Just wondering if anyone has any personal experience's of, or has read any father's/dad/man's experience's about/ articles on preconception communication or pre birth communication. Pre birth communication is a spiritual thing where parents-to-be, normally the mother, but sometimes the father, experience what they feel is communications with the not yet conceived or born child's soul, sometimes in the form of lucid pre-conception dreams.

Thank you


----------



## CageFreeFamily (May 13, 2009)

With DD#2 DS#1 had communication with her before we conceived. She told him she was coming and that she was a girl.

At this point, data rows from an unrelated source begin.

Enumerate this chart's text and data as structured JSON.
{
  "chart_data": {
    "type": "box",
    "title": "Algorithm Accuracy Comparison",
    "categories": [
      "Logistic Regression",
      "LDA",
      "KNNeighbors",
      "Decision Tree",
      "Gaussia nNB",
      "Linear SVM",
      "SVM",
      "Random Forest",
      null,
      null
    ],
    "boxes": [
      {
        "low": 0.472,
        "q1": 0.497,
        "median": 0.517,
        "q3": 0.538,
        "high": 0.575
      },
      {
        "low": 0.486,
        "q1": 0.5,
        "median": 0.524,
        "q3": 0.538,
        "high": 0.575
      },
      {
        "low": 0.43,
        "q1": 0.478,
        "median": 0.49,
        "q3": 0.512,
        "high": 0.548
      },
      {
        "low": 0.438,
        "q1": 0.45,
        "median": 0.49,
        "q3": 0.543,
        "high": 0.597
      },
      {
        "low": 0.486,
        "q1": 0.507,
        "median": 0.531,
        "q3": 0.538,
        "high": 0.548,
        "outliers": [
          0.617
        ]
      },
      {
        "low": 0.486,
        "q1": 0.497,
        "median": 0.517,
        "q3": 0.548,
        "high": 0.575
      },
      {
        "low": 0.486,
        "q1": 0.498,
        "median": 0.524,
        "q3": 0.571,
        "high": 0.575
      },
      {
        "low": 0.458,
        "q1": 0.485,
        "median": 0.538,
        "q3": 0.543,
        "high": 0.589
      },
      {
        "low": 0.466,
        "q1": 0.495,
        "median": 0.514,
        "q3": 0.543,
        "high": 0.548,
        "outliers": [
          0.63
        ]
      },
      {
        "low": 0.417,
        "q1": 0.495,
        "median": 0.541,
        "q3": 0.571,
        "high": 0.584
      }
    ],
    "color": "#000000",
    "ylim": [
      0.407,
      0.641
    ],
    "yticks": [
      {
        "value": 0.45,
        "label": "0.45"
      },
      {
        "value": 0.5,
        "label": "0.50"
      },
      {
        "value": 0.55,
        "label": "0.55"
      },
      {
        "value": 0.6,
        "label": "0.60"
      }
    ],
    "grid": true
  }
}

With DD#3 DH had communication that we were going to conceive in Beaufort, SC. We were traveling around the country at the time and I shouldn't have been ovulating. I was also dead set against the idea...which is likely why the communication was with DH and not me. She came right when she said anyway. I was terribly shocked when I realized that I was pg and dated back to when we were in Beaufort.

DH also has prenatal communication with DD#3.


----------



## chirp (Feb 9, 2008)

although we don't really say that our son "communicated" with dh...in my 7th month of pregnancy dh said our little boy was gonna have red hair, with goofy ears that stuck out. that he'd be pale with blue eyes. that he was, well, a he.

dh says he saw all this in a dream where our son was sitting on the couch.

he was right about all of it.

this pregnancy he swears that it's a girl. he dreamed she had brown hair and blue eyes. that she was skinny like he was as a child.

i guess we'll just have to wait and see. i'm due in march.

i have no strong feelings either way. and didn't with our first child either. so i'm assuming if there is any "communication" going on, the children obviously prefer their father.


----------